Érigé en priorité pour relancer l’accession et la construction, le prêt à taux zéro peut alléger fortement le coût d’un achat neuf, mais son accès dépend du statut de l’acquéreur, de la zone, des revenus et du type de logement.

Couple examinant un dossier de prêt dans un appartement neuf encore en cours de finalisation.
Couple examinant un dossier de prêt dans un appartement neuf encore en cours de finalisation.

Faire du prêt à taux zéro un instrument central de la politique du logement répond à un problème très concret : dans le neuf, le prix d’acquisition, la hausse passée des taux de crédit et l’exigence d’un apport ont écarté une partie des ménages primo-accédants. Le PTZ ne finance pas seul un logement, mais il remplace une fraction du crédit bancaire par une avance sans intérêts, assortie d’un remboursement souvent différé.
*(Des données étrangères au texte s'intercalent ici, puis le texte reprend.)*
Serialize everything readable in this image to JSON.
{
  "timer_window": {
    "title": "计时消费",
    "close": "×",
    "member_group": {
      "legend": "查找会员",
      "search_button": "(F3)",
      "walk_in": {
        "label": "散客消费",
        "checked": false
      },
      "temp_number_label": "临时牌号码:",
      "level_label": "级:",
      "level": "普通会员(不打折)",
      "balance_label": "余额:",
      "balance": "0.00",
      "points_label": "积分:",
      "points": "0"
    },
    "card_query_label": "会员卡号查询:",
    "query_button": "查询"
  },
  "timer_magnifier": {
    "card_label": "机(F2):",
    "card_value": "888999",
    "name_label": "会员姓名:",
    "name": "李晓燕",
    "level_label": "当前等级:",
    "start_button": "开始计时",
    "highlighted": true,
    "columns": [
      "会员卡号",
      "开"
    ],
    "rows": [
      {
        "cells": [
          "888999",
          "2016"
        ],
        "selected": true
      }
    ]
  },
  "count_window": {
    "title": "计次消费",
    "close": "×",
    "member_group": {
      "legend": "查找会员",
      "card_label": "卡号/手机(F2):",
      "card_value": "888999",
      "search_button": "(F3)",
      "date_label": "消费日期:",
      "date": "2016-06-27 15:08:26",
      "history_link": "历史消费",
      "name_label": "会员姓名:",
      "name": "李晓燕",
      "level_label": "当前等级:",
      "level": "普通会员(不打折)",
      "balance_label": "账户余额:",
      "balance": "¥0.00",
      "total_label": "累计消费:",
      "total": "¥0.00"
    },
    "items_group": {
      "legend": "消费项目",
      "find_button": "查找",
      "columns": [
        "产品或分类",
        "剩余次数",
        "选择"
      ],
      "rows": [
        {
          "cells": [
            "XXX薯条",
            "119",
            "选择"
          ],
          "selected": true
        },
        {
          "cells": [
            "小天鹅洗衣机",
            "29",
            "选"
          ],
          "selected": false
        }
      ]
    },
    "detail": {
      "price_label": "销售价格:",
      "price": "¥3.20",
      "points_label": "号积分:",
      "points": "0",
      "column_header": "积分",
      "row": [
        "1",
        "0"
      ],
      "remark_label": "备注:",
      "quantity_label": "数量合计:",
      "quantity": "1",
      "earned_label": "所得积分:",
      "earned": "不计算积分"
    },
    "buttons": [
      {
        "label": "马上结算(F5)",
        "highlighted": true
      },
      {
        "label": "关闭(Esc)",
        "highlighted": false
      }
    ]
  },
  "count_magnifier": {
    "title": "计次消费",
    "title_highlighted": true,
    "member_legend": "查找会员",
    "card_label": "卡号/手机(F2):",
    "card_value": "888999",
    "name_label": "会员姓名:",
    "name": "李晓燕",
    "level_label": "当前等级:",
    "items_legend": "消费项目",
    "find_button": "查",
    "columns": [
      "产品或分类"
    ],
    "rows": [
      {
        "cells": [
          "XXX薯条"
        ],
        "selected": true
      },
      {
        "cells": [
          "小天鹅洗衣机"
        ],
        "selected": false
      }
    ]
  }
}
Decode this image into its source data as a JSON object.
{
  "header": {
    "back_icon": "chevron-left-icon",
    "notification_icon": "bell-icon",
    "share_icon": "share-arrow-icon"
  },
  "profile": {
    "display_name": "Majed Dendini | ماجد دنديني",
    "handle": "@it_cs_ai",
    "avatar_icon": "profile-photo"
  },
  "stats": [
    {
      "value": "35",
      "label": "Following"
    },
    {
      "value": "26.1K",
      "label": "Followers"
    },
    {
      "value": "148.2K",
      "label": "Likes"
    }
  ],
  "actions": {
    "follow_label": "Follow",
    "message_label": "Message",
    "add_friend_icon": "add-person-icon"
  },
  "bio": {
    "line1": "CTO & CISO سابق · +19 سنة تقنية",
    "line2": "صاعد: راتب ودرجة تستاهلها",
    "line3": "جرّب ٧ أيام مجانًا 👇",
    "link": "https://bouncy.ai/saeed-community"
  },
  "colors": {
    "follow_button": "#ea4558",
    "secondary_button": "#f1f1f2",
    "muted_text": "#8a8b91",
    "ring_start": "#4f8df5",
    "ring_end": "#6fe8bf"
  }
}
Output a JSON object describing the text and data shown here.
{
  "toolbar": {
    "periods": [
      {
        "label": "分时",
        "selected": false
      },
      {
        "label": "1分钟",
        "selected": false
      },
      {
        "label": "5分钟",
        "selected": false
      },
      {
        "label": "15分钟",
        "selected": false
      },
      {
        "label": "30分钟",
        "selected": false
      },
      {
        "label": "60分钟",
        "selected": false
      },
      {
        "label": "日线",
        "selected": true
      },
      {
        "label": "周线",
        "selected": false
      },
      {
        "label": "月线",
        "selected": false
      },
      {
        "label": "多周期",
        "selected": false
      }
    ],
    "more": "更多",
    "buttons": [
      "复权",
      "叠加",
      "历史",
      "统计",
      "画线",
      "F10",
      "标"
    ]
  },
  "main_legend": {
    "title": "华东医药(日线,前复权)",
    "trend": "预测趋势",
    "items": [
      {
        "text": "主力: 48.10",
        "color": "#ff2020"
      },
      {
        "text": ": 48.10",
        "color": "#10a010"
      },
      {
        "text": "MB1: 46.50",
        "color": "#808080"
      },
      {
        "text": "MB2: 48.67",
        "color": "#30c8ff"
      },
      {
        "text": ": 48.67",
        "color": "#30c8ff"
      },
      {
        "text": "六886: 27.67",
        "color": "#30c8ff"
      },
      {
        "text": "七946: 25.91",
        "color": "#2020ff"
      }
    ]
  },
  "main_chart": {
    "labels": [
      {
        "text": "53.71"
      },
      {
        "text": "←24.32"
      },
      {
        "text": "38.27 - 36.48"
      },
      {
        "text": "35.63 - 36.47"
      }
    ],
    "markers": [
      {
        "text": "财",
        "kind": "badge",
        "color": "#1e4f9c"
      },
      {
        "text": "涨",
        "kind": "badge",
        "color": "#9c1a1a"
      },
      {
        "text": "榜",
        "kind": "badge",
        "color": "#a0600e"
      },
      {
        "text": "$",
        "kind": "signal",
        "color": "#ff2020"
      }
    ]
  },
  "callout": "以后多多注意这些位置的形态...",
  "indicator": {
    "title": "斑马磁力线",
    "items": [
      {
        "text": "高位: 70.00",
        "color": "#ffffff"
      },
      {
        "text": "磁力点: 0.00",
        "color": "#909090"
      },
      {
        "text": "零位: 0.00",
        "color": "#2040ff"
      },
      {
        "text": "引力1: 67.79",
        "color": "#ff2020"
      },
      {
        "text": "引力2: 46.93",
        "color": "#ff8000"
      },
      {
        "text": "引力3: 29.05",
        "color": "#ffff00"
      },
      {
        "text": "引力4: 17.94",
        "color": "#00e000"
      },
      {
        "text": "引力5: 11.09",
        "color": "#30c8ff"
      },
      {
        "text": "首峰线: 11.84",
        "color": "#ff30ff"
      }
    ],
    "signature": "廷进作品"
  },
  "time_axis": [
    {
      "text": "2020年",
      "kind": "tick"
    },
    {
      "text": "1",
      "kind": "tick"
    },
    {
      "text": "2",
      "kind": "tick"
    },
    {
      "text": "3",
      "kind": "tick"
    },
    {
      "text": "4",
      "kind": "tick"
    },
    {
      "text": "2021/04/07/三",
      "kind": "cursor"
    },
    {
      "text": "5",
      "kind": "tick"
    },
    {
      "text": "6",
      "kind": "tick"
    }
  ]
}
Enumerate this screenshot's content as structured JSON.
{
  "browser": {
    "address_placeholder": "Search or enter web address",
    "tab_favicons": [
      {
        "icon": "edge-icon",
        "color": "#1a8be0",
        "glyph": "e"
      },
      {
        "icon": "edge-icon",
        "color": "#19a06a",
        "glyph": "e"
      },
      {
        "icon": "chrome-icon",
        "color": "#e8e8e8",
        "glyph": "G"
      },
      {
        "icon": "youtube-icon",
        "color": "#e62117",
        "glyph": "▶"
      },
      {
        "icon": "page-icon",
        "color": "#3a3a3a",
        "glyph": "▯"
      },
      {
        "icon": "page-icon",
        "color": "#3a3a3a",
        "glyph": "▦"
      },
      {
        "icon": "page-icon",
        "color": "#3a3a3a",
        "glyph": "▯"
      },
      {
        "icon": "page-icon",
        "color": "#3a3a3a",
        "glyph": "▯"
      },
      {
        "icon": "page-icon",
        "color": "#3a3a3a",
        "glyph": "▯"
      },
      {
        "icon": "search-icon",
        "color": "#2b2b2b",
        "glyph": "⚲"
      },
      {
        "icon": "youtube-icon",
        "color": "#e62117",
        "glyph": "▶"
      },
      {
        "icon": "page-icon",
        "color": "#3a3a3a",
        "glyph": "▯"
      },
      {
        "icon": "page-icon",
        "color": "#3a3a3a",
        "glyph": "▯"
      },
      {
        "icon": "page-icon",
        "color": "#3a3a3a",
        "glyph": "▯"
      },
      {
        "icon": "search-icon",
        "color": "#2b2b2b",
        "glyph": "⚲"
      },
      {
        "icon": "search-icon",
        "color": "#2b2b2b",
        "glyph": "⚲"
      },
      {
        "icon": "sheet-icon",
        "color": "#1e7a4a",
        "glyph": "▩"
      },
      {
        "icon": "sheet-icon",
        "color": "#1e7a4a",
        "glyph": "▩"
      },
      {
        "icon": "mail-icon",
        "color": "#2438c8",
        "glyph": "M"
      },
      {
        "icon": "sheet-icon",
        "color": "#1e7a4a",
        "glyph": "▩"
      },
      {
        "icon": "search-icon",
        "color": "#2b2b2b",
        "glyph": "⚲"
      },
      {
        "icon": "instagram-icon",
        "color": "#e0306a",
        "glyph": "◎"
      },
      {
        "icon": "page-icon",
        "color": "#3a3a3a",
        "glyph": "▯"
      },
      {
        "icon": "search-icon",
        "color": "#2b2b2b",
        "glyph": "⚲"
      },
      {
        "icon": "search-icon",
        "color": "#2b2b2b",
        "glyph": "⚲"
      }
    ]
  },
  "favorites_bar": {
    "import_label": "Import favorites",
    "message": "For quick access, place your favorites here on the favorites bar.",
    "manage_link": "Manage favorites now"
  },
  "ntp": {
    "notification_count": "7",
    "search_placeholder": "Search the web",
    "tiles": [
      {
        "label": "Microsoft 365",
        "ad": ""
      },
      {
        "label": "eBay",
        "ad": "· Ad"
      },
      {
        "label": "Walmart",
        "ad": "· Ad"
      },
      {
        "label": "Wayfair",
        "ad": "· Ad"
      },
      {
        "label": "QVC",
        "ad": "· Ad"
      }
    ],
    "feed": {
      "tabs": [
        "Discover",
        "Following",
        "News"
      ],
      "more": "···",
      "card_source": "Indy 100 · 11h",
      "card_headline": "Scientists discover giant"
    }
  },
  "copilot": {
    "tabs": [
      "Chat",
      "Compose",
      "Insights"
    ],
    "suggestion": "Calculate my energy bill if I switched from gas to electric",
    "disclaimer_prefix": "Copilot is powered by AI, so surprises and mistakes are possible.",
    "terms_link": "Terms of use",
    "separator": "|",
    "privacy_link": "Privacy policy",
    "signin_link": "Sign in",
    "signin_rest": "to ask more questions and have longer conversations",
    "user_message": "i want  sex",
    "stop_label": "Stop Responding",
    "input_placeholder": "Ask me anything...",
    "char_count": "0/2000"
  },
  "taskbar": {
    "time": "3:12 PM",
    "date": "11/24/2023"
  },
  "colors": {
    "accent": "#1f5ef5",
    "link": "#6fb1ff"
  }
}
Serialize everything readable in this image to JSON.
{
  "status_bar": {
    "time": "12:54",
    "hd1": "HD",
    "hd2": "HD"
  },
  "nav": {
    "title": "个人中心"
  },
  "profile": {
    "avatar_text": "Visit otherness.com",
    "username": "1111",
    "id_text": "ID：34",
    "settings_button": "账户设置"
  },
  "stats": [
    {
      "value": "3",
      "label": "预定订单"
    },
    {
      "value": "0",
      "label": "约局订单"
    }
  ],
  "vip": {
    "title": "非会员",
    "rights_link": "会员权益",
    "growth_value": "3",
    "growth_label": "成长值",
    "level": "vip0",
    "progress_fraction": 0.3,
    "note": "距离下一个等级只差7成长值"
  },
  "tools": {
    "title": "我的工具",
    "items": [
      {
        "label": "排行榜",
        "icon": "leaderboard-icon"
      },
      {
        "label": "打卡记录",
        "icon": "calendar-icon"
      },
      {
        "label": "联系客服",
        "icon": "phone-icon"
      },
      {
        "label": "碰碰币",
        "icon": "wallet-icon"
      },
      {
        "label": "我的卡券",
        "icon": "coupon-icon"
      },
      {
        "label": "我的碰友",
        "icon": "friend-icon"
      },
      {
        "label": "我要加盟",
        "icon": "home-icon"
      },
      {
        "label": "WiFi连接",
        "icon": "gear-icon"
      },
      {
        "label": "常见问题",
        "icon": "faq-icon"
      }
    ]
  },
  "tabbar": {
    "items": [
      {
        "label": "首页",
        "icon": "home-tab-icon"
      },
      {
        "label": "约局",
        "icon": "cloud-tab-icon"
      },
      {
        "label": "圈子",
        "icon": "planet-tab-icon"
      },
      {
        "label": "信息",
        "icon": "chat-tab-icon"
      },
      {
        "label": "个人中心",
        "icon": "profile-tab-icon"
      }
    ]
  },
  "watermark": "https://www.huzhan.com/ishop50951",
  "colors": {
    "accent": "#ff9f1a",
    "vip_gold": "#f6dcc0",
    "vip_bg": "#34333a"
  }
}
À la date de publication, le dispositif applicable en 2024 est toutefois étroitement ciblé. Pour une acquisition neuve classique, il concerne principalement les appartements situés dans un bâtiment d’habitation collectif, en zones A bis, A et B1. Le retour plus large du PTZ dans les territoires ou pour la maison individuelle relève d’un choix législatif : une annonce ministérielle crée une orientation, pas un droit immédiatement opposable à la banque.

Pourquoi le PTZ neuf est-il présenté comme une priorité ?

Le mécanisme est double. Pour l’acheteur, une part du capital est financée à 0 %, ce qui réduit le coût global du crédit et, fréquemment, la mensualité des premières années grâce au différé. Pour la filière, il peut solvabiliser une vente en VEFA ou le lancement d’un programme, donc soutenir indirectement les promoteurs, entreprises de bâtiment et collectivités qui cherchent à produire des logements.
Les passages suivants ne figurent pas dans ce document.